Why don’t they just say it plainly? Why all these allusions and riddles? This was also the question of Jesus’s disciples. Time and again, they asked him to explain what he meant. Jesus could have said, “Your neighbor is anyone with whom you are in effective contact regardless of station in life.” Instead, he told the parable of the Samaritan. Proverbs could have said, “Some things are beyond the control of even those with absolute political power.” Instead, it says, “A lizard can be caught with the hand, yet it is found in kings’ palaces.” Plain talk will eventually get lost in the noise of life. Riddles, parables, and puzzles will intrigue hearers and invite curiosity for generations.

Open

Re:Verse passage – Matthew 7:24-29 (day three)

“The crowds were amazed at his teaching; for he was teaching them as one having authority, and not as their scribes.”

Whatever teaching justifies people in positions in which they hold power over you; whatever teaching conveys that you possess little worth; whatever teaching encourages you not to advocate for your well-being; whatever teaching claims God’s will as a trump card to quell dissent; whatever teaching tends to favor the powerful; whatever teaching places some people above God’s judgment – such teaching magnifies man, not God. It wasn’t the downtrodden, the spiritual outsiders, the sinners whom Jesus disturbed. Rather, it was the celebrated, the spiritual elite, the most biblically literate who became alarmed. The prostitutes and tax collectors? They knew hope when they saw it. This is what happened when the real authority taught the scriptures. Jesus opens doors the system has slammed shut.

Theater

Re:Verse passage – Matthew 7:15-23 (day three)
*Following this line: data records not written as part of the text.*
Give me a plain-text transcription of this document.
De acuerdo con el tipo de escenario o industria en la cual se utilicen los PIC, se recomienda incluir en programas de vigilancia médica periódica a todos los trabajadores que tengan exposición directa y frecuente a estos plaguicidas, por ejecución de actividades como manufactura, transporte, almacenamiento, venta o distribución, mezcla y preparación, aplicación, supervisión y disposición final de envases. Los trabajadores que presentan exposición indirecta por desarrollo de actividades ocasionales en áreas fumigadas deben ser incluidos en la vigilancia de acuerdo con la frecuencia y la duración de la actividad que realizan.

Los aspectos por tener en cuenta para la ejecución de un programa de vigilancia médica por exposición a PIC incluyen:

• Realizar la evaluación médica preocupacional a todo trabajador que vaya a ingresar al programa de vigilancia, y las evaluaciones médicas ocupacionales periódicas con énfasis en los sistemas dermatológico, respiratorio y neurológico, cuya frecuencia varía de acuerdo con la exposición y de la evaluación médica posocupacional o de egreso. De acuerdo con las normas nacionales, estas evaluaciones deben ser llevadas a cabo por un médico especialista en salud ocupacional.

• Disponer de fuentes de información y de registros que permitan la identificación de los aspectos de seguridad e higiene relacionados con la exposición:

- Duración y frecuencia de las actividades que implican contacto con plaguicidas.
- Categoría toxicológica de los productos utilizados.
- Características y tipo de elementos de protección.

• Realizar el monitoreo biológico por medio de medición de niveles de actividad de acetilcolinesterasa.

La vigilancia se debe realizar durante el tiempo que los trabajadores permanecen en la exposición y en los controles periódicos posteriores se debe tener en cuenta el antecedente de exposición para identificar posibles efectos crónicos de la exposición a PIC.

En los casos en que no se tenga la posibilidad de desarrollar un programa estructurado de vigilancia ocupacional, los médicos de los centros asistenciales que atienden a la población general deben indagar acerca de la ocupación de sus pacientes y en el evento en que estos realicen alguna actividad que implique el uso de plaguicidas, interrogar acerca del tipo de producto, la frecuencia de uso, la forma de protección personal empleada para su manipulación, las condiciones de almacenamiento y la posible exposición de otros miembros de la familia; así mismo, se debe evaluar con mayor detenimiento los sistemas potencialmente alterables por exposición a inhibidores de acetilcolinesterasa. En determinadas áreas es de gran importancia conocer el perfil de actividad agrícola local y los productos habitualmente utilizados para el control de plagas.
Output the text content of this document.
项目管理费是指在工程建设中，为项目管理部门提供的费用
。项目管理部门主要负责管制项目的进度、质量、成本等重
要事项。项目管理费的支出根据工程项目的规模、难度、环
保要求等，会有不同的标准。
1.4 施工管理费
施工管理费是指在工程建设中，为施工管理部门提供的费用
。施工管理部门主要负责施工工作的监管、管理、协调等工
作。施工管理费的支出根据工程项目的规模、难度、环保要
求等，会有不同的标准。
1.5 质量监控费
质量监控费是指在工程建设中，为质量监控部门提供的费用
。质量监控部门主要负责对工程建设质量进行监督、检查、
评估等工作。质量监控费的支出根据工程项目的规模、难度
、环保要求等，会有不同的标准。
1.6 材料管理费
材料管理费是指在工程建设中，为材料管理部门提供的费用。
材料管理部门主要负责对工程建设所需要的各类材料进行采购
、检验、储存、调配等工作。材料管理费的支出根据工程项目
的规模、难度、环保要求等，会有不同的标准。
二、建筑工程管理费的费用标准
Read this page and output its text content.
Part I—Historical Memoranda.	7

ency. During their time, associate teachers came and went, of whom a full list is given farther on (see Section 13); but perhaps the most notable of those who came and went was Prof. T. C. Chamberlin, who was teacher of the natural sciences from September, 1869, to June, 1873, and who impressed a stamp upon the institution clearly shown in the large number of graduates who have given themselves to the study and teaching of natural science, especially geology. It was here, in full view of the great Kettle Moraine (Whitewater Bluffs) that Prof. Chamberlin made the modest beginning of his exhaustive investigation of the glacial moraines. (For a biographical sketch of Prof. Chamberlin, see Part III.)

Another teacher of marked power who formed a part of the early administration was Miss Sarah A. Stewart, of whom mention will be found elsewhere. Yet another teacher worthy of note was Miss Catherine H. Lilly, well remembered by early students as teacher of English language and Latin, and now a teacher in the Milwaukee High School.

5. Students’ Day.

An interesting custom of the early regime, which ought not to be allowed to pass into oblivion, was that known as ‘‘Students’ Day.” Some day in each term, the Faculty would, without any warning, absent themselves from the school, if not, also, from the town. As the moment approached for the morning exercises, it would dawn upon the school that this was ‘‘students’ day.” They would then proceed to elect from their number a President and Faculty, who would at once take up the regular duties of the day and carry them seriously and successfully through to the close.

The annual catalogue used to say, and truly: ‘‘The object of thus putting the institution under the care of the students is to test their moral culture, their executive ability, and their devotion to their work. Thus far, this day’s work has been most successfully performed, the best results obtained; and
“Not everyone who says to me, ‘Lord, Lord,’ will enter the kingdom of heaven, but he who does the will of my Father who is in heaven.”

Who did Jesus refer to time and again throughout his sermon as having taught his listeners? Hypocrites, or actors. Eager for the best seats at the banquets? Actors. Making prayer into performance art? Actors. Skirting the law for their own financial gain and in so doing devouring widows’ houses and depriving the elderly of financial support? Actors. Laying claim to the mantle of Moses and with it the special status of a select few blessed by God? Actors. These actors, also known as teachers of the law, are very good at their primary craft – acting. “I’m not a doctor, but I play one on TV.” And Jesus says, “What does that have to do with anything?”

Little

Re:Verse passage – Matthew 7:13-14 (day three)

“The gate is small and the way is narrow that leads to life, and there are few who find it.”

Everything about Jesus runs counter to your expectations. Little is much, servanthood is greatness, the poor are celebrated, and now this. Does everything have to be counterintuitive? It’s only that way because you’ve been told that there’s safety in numbers: lots of dollars, lots of people, lots of admiration, lots of publicity, lots of approval. That way of life links security to external factors, though. That way of life tells you that there’s nothing worth much on the inside, so you’ve got to prop yourself up with whatever you can grab. But Jesus says you don’t need a Las Vegas-style entryway to convince you of your value. You’re already worth much to God, so come on towards him through the little gate.